L’existence de ces communautés dans le Tiers-Monde faciliterait grandement la solution des problèmes du développement. Elle permettrait le rééquilibrage des relations internationales, en évitant le face à face inégal entre trois super-puissances et 114 micro-nationalismes. Elle rendrait possible le démarrage, à l’intérieur de chaque communauté, d’industries « développantes », c’est-à-dire tournées vers la satisfaction des besoins intérieurs. Bénéficiant d’une certaine homogénéité sur les plans socio-économiques et culturels, ces communautés permettraient, en outre, de concilier l’effort vers le développement avec le respect des valeurs socioculturelles. Tant il est vrai que le rôle des facteurs culturels, dans la marche vers le développement, est au moins aussi important que celui des facteurs économiques.

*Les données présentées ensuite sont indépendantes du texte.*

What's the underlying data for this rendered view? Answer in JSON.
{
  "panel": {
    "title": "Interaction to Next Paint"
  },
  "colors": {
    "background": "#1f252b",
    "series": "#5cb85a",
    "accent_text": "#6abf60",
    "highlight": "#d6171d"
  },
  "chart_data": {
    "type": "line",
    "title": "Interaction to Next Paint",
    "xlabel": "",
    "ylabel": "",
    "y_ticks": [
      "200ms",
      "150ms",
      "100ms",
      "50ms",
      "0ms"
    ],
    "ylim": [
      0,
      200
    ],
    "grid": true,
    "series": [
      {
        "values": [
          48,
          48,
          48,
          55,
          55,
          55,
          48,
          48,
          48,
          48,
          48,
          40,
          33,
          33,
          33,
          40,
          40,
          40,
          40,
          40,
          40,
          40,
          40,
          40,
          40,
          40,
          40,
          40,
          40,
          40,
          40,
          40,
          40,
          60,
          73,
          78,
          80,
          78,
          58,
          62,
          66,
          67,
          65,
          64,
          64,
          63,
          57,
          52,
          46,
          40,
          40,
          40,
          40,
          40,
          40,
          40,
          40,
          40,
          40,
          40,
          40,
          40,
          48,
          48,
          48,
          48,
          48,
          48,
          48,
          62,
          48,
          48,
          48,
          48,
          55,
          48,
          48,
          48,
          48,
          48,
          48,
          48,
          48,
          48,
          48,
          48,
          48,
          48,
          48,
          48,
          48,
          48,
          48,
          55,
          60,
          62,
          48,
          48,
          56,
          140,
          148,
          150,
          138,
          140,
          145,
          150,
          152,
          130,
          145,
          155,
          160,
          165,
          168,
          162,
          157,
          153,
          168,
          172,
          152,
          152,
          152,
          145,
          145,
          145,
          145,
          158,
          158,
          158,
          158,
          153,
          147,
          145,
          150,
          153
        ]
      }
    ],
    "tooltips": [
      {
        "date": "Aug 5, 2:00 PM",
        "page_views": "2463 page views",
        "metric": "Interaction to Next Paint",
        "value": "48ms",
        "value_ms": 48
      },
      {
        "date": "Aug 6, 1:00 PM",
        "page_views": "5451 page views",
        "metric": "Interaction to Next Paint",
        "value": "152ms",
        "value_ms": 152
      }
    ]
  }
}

Ce regroupement des nations du Tiers-Monde en grandes communautés économiques et culturelles devrait s’accompagner, à l’intérieur de chaque Etat, d’une forte décentralisation. La communauté villageoise, dotée d’un minimum de moyens, serait érigée en véritable entreprise de développement, les organes des Nations-Unies seraient décentralisées, l’action de la C.E.E. en faveur du développement serait renforcée, un institut inter-africain de recherche et d’action agricole, une banque africaine de données technologiques, un bureau d’études d’implantations industrielles, seraient créés.
Telles sont, résumées à très grands traits, les principales suggestions de ce petit livre dense, dans lequel l’auteur ne s’est pas contenté de formuler un diagnostic en forme de critique sur la situation du Tiers-Monde - c’est souvent le cas des ouvrages semblables - mais a fait œuvre constructive.
On pourra critiquer tel ou tel jugement, formuler des réserves sur le caractère forcément général de certaines appréciations. Il est vrai que la situation du Tiers-Monde et, partant, la gravité des problèmes, le dosage des réformes à mettre en œuvre, doivent être nuancées selon les régions et selon les pays.
Il est vrai aussi que certaines notions, telles celles de l’impact des religions ou le rôle et de la place de l’Etat dans les pays du Tiers-Monde, gagneraient à être approfondies. La dimension historique des problèmes - et de leurs solutions - est trop souvent sous-estimée dans les diagnostics sur le Tiers-Monde.
Certains trouveront peut être aussi un peu optimiste, voire utopiste, l’énoncé de la future organisation mondiale, qui contraste avec la noirceur - réaliste - du bilan actuel.
Mais on ne saurait contester la solidité de l’argumentation et la cohérence de l’ensemble. Quant aux remèdes suggérés on aurait tort de reprocher à l’auteur un zeste d’utopie. « L’utopie ou la mort », disait René Dumont. Pour que le pire ne soit pas sûr, l’utopie est nécessaire, elle doit devenir réalité, et l’opinion publique mondiale doit s’en convaincre.


[1] Voir sur ce point le récent livre de Galbraith « Théorie de la pauvreté de masse », Gallimard, 1980.